Hierarquia e Disciplina na
Polícia Penal: O Alicerce da Instituição e o Regime Disciplinar Aplicável aos
Servidores
A Emenda Constitucional (EC) nº
104/2019, ao incluir a Polícia Penal no seleto rol de órgãos de segurança
pública previstos no Artigo 144 da Constituição Federal, não apenas conferiu
reconhecimento e status à categoria, mas também a inseriu em
um regime jurídico peculiar e mais rigoroso, típico das forças de segurança.
A base que sustenta o
funcionamento de qualquer instituição policial é o binômio hierarquia e
disciplina. Esses princípios são a espinha dorsal que garante a coesão, a
obediência à cadeia de comando e a eficiência na resposta a crises, que são
inerentes ao ambiente prisional.
Este capítulo do Manual Jurídico
do Policial Penal tem como objetivo dissecar o conceito de hierarquia e
disciplina no contexto da Polícia Penal e, fundamentalmente, analisar o
arcabouço normativo que rege o regime disciplinar dos servidores — o
Regulamento Disciplinar —, bem como abordar a possibilidade, ou não, da
aplicação de um "Regime Disciplinar Diferenciado (RDD)" ou
equivalente para policiais penais que cometem faltas graves.
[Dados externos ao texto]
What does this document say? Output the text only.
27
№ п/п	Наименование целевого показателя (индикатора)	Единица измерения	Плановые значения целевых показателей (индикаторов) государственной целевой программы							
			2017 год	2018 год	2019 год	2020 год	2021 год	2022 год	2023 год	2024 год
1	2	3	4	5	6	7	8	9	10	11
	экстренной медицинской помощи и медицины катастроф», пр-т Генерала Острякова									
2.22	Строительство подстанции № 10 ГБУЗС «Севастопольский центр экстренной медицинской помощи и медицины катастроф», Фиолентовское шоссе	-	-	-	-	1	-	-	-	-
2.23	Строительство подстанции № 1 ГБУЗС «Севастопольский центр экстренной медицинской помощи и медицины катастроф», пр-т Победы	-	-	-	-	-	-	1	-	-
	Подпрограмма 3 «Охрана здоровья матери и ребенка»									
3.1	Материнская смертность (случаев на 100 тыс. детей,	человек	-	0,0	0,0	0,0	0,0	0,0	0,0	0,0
1. O Princípio da Hierarquia:
A Estrutura Vertical de Comando
A hierarquia é a ordenação em
níveis de autoridade e subordinação, estabelecendo uma cadeia de comando clara
e ininterrupta. No serviço público em geral, a hierarquia existe, mas nas
carreiras policiais, ela assume uma importância vital.
1.1. A Cadeia de Comando na
Polícia Penal
A estrutura hierárquica da
Polícia Penal varia ligeiramente entre os entes federativos, mas geralmente
segue uma progressão de cargos, no caso da polícia Penal do estado de são Paulo
por exemplo, a carreira de Policial Penal é organizada em níveis e categorias,
estabelecendo uma progressão vertical baseada em critérios de desempenho e
desenvolvimento. Embora a nomenclatura exata dos postos de comando (como
"Inspetor Chefe", "Diretor", "Coordenador") seja
atribuída a funções de confiança e gratificações (Gratificação de Gestão
Policial Penal - GGPP) dentro da estrutura organizacional da Secretaria da
Administração Penitenciária (SAP), a base da carreira é composta por:
- Nível: Elemento numérico (ex: Nível I, Nível II) que indica a posição do policial penal na escala de evolução funcional.
- Categoria: Elemento alfabético (ex:
Categoria A, B, C) que indica a posição do policial penal dentro do nível
respectivo.
A progressão entre níveis e
categorias ocorre por meio de critérios de evolução funcional e promoção.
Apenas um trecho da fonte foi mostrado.